Dead bodies filled every corner. Most of them were treated in the same manner by the survivors, who were more concerned to get rid of their rotting bodies than moved by charity towards the dead. With the aid of porters, if they could get them, they carried the bodies out of the houses and laid them at the door; where every morning quantities of the dead might be seen. They then were laid on biers or, as these were often lacking, on tables.

Such was the multitude of corpses brought to the churches every day and almost every hour that there was not enough consecrated ground to give them burial, especially since they wanted to bury each person in the family grave, according to the old custom. Although the cemeteries were full they were forced to dig huge trenches, where they buried the bodies by hundreds. Here they stowed them away like bales in the hold of a ship and covered them with a little earth, until the whole trench was full.”

A mass grave recently discovered on a small island in the Venetian Lagoon held over 1,500 plague victims. During the late 15th century, the island, Lazzaretto Vecchio, served as a lazaret, a place where the sick were quarantined to help stem the spread of plague.
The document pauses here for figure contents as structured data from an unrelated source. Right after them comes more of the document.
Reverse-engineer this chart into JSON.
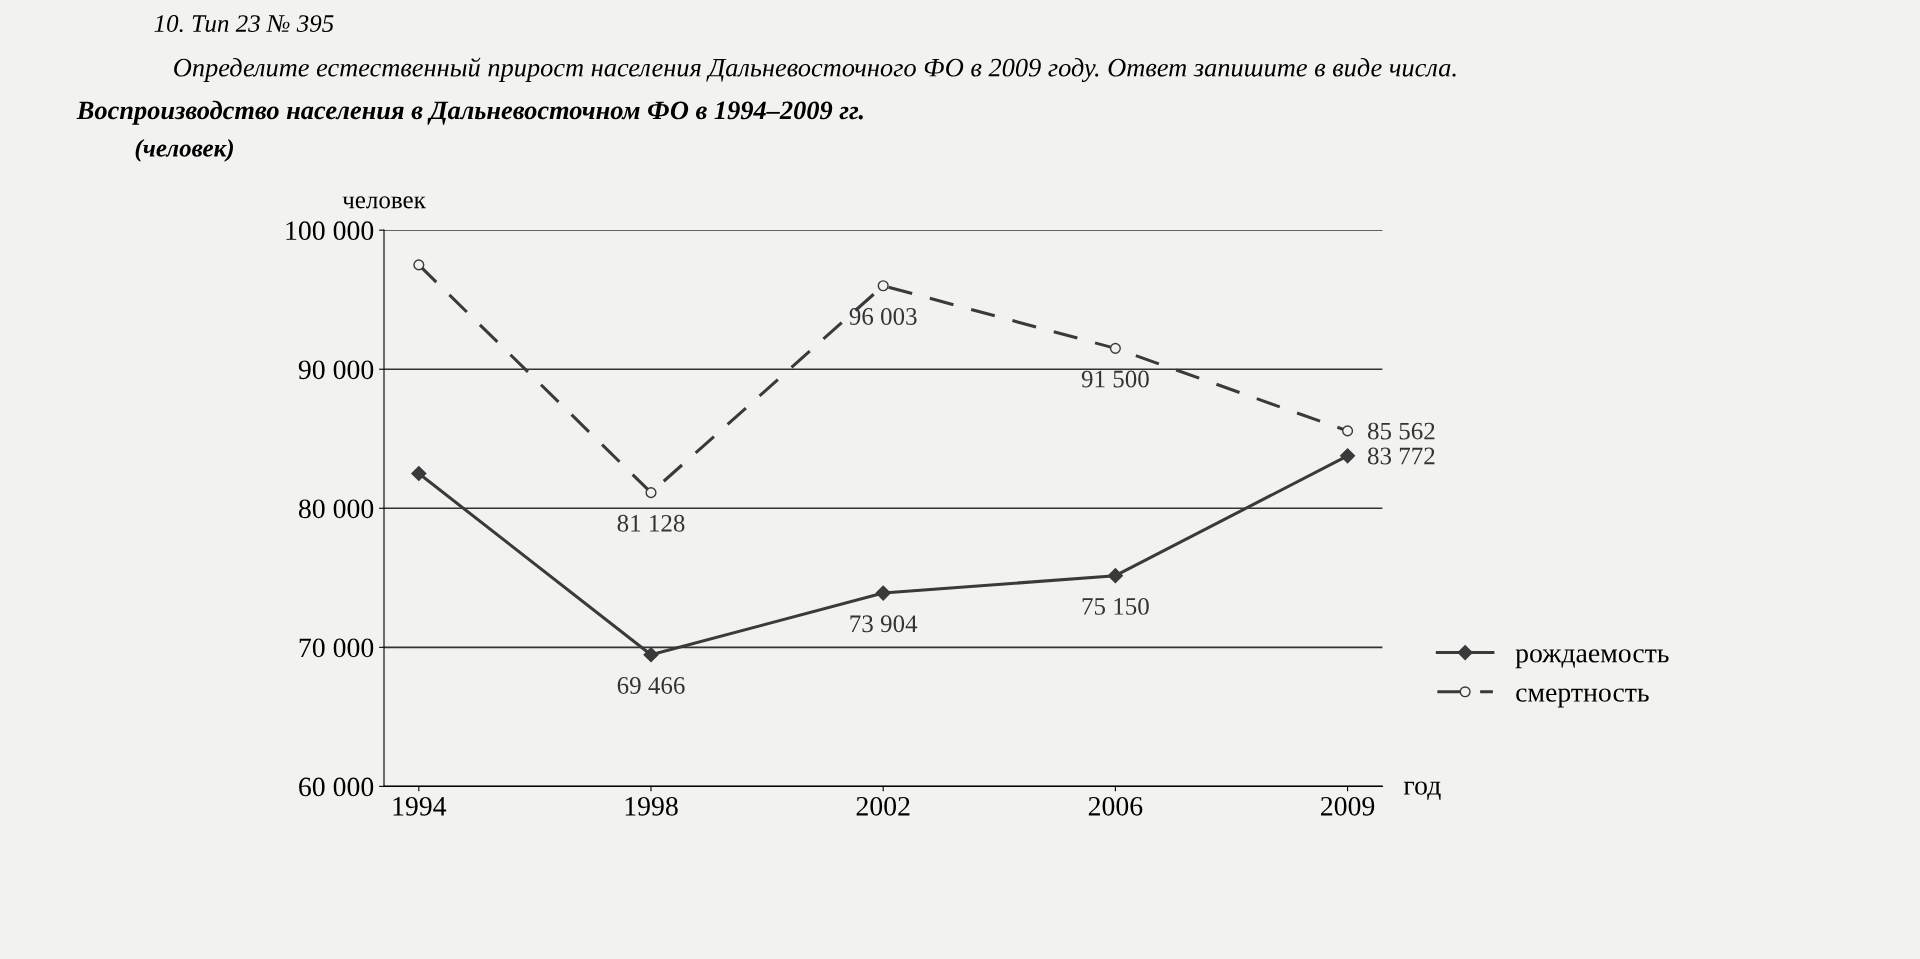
{
  "chart_data": {
    "type": "line",
    "title": "Воспроизводство населения в Дальневосточном ФО в 1994–2009 гг.",
    "subtitle": "(человек)",
    "annotations": [
      "10. Тип 23 № 395",
      "Определите естественный прирост населения Дальневосточного ФО в 2009 году. Ответ запишите в виде числа."
    ],
    "ylabel": "человек",
    "xlabel": "год",
    "categories": [
      "1994",
      "1998",
      "2002",
      "2006",
      "2009"
    ],
    "series": [
      {
        "name": "рождаемость",
        "color": "#3a3a3a",
        "marker": "diamond",
        "line_style": "solid",
        "values": [
          82500,
          69466,
          73904,
          75150,
          83772
        ],
        "value_labels": [
          null,
          "69 466",
          "73 904",
          "75 150",
          "83 772"
        ]
      },
      {
        "name": "смертность",
        "color": "#3a3a3a",
        "marker": "circle",
        "line_style": "dashed",
        "values": [
          97500,
          81128,
          96003,
          91500,
          85562
        ],
        "value_labels": [
          null,
          "81 128",
          "96 003",
          "91 500",
          "85 562"
        ]
      }
    ],
    "ylim": [
      60000,
      100000
    ],
    "yticks": [
      {
        "value": 60000,
        "label": "60 000"
      },
      {
        "value": 70000,
        "label": "70 000"
      },
      {
        "value": 80000,
        "label": "80 000"
      },
      {
        "value": 90000,
        "label": "90 000"
      },
      {
        "value": 100000,
        "label": "100 000"
      }
    ],
    "grid": "y",
    "legend": "right"
  }
}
Researchers believe this practice may have helped Venice recover more quickly from the devastating plague outbreaks of the 15th and 16th centuries.

Perhaps what is most difficult about watching bulldozers gather corpses along the streets of Port-au-Prince is that one knows the bodies will be dumped without ceremony, and without lament. The family and friends who would typically sing and cry are often unaware their loved ones are even dead. They may be dead themselves. It is a scene disturbingly similar to one that occurred in London during the Great Plague of 1665, described by Daniel Defoe in A Journal of the Plague Year.

“This was a mournful scene indeed, and affected me almost as much as the rest…The cart had in it sixteen or seventeen bodies; some were wrapt up in linen sheets, some in rags, some little other than naked, or so loose that what covering they had fell from them in the shooting out of the cart, and they fell quite naked among the rest; but the matter was not much to them, or the indecency much to any one else, seeing they were all dead, and were to be huddled together into the common grave of mankind, as we may call it, for here was no difference made, but poor and rich went together; there was no other way of burials, neither was it possible there should, for coffins were not to be had for the prodigious numbers that fell in such a calamity as this.”